Since 1988, only three wrestling programs have won a national team championship – Iowa, Oklahoma State and Minnesota. “They’re like an oil cartel. It’s hard to break in there, but we’re doing our best to get closer and closer,” Manning said.

Donahoe is a catalyst. He entered last year’s NCAA meet as a sixth seed and won a national title as a sophomore. “He epitomizes the attitude of our team,” Manning said. “He’s a jump-starter for us. He has that never-say-die attitude you need throughout the team. He’s the wrestling version of a Tommie Frazier/Tom Rathman/Grant Wistrom. He lights the fire for everyone.”

Brester said he comes from a town “of hard-working people who never give up.” At Howells, “we won a lot of state championships in wrestling and football by working hard and having good attitudes,” he said. “Most of us are farm kids, and in the summer, after working on the farm, we’d car pool into town. We’d get a key from a coach and go run and then lift weights. I still love to go back home and check the cows, the hogs and the planting. When you farm, it makes you want to work as hard as you possibly can in whatever you decide to do.”
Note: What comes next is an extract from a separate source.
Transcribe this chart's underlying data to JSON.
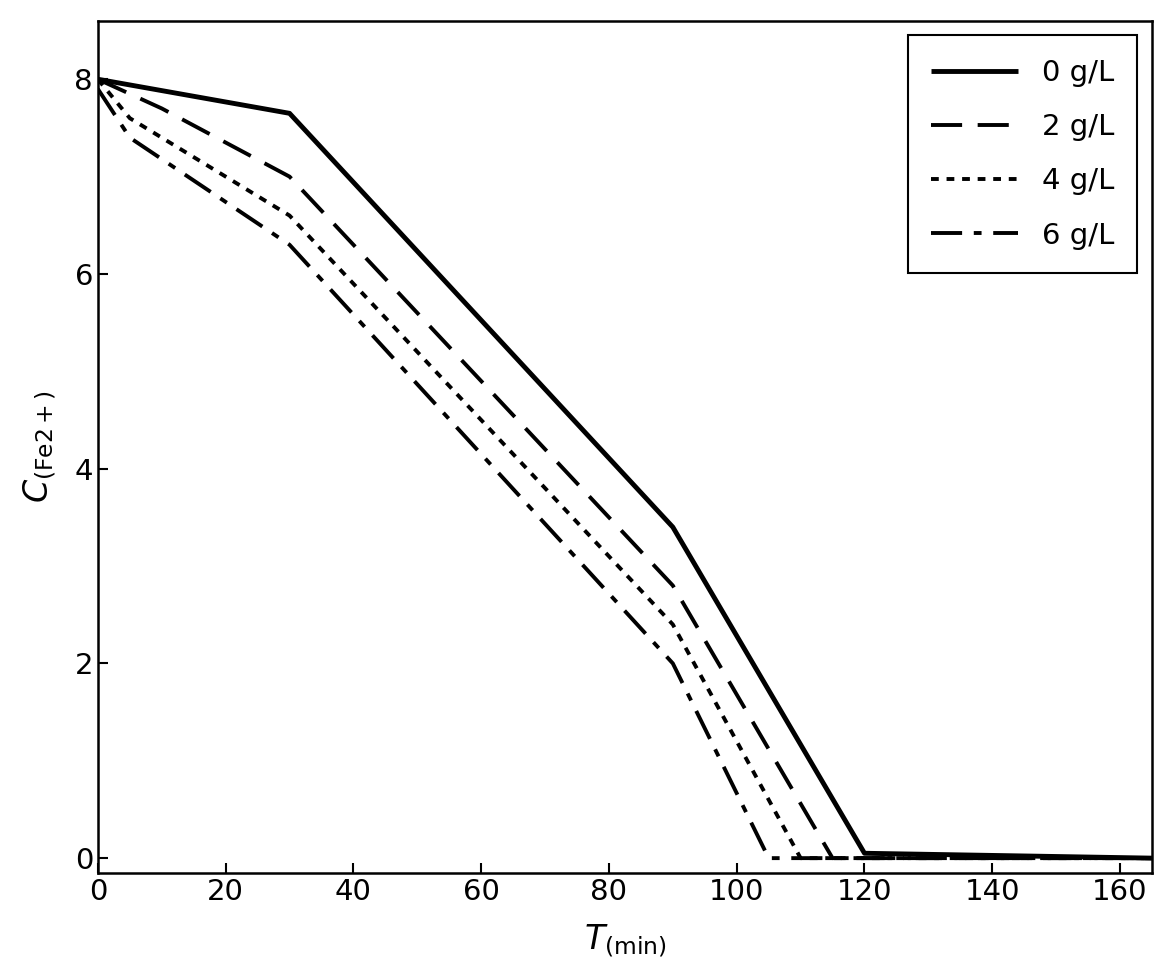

Vering agrees. The nation’s best wrestler, whose retired parents ran the local feed mill in Howells, said Brester was able to walk on as a wrestler “because he wasn’t afraid of the hard work it takes to become good. He’s proven once again that competition isn’t always so much a matter of talent as it is how much you want it.”

The blueprint to succeed wasn’t all that complicated. “When you see Brad become the best wrestler in America, you realize he came from the same place you do. And it helps you understand what really drives you,” Brester said. “You don’t need a whole lot to succeed. Even in a little town like Howells, we have everything we need to succeed.”